Another way to look at Explore/Exploit is to frame it in the light of trying to live “a life with minimal regret” (43). The authors share a story about how Jeff Bezos, founder of Amazon.com, took the risk of moving from his well paying job to the online bookstore. They quote him as saying it was an easy decision. Why? Well Bezos used the idea of living a life with minimal regret and did an exercise with it: he imagined himself at 80 years old and then thought back on his life and knew he wanted to have minimal regrets. In this exercise, he knew that not taking the risk would lead to regret, thus, he took the risk.

Researchers have then spent years looking to find a way to guarantee minimal regret - the most famous algorithm is called the Upper Confidence Bound. This algorithm makes a decision not based on what has performed best in the past, but what could perform the best in the future.

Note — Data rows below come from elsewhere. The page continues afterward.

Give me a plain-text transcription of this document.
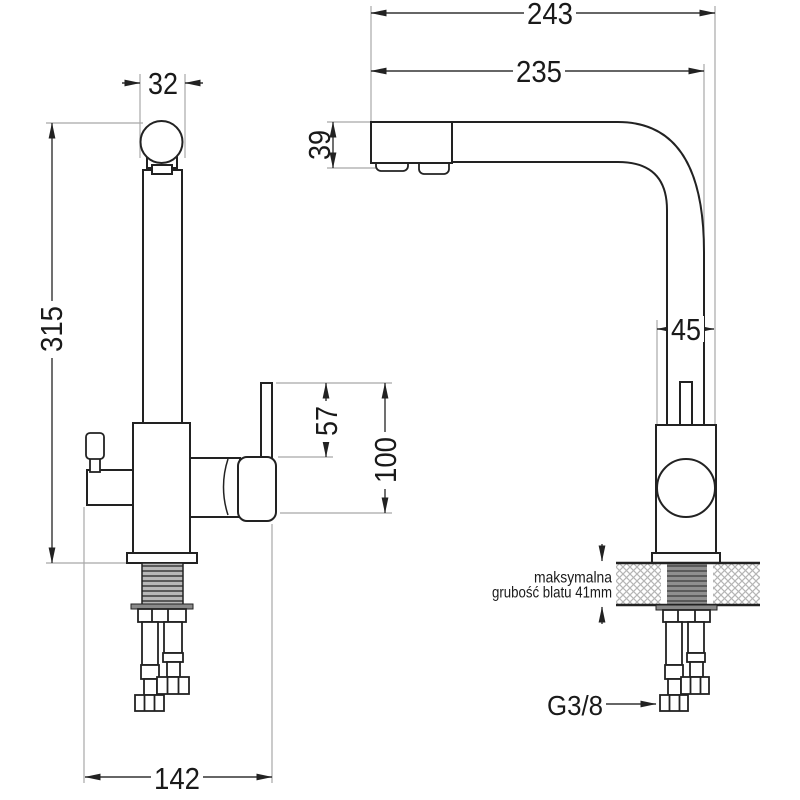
32
315
57
100
142
243
235
39
45
maksymalna
grubość blatu 41mm
G3/8
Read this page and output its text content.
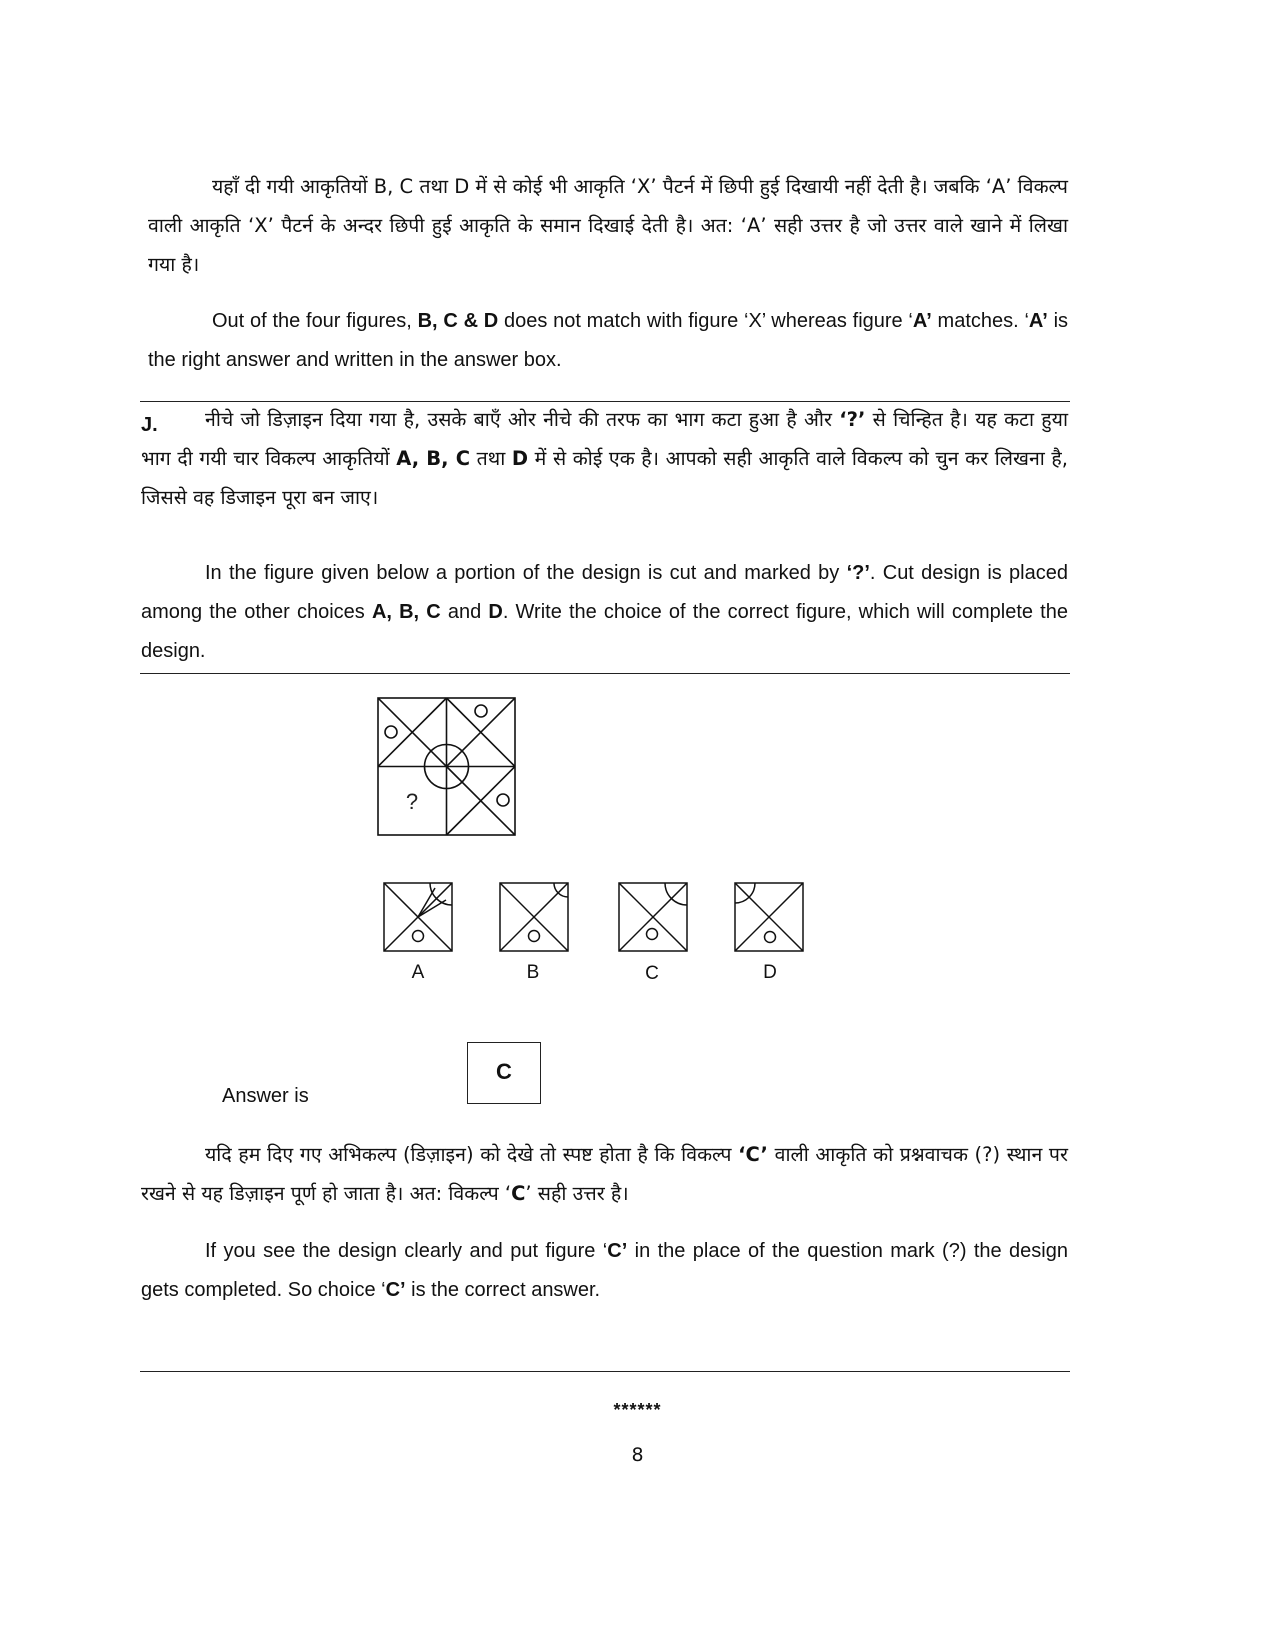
यहाँ दी गयी आकृतियों B, C तथा D में से कोई भी आकृति ‘X’ पैटर्न में छिपी हुई दिखायी नहीं देती है। जबकि ‘A’ विकल्प वाली आकृति ‘X’ पैटर्न के अन्दर छिपी हुई आकृति के समान दिखाई देती है। अत: ‘A’ सही उत्तर है जो उत्तर वाले खाने में लिखा गया है।
Out of the four figures, B, C & D does not match with figure ‘X’ whereas figure ‘A’ matches. ‘A’ is the right answer and written in the answer box.
J.	नीचे जो डिज़ाइन दिया गया है, उसके बाएँ ओर नीचे की तरफ का भाग कटा हुआ है और ‘?’ से चिन्हित है। यह कटा हुया भाग दी गयी चार विकल्प आकृतियों A, B, C तथा D में से कोई एक है। आपको सही आकृति वाले विकल्प को चुन कर लिखना है, जिससे वह डिजाइन पूरा बन जाए।
In the figure given below a portion of the design is cut and marked by ‘?’. Cut design is placed among the other choices A, B, C and D. Write the choice of the correct figure, which will complete the design.
?
A	B	C	D
Answer is
C
यदि हम दिए गए अभिकल्प (डिज़ाइन) को देखे तो स्पष्ट होता है कि विकल्प ‘C’ वाली आकृति को प्रश्नवाचक (?) स्थान पर रखने से यह डिज़ाइन पूर्ण हो जाता है। अत: विकल्प ‘C’ सही उत्तर है।
If you see the design clearly and put figure ‘C’ in the place of the question mark (?) the design gets completed. So choice ‘C’ is the correct answer.
******
8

To explain it, the authors share that “if you have never been to a restaurant before, then for all you know it could be great. Even if you have gone there once or twice, and tried a couple of dishes, you might not have enough information to rule out the possibility that it could yet prove better” (44).

The Upper Confidence Bound algorithm has a sense of optimism about it - the optimism that what you are trying could be the best. “By focusing on the best that an option could be, these algorithms give a boost to possibilities we know less about” (45). What does that mean for you and me? If we think about the world in the terms of these algorithms, then “you should be excited to meet new people and try new things - to assume the best about them, in the absence of evidence to the contrary” (45) because the chances of finding the best that way are better than not even trying at all.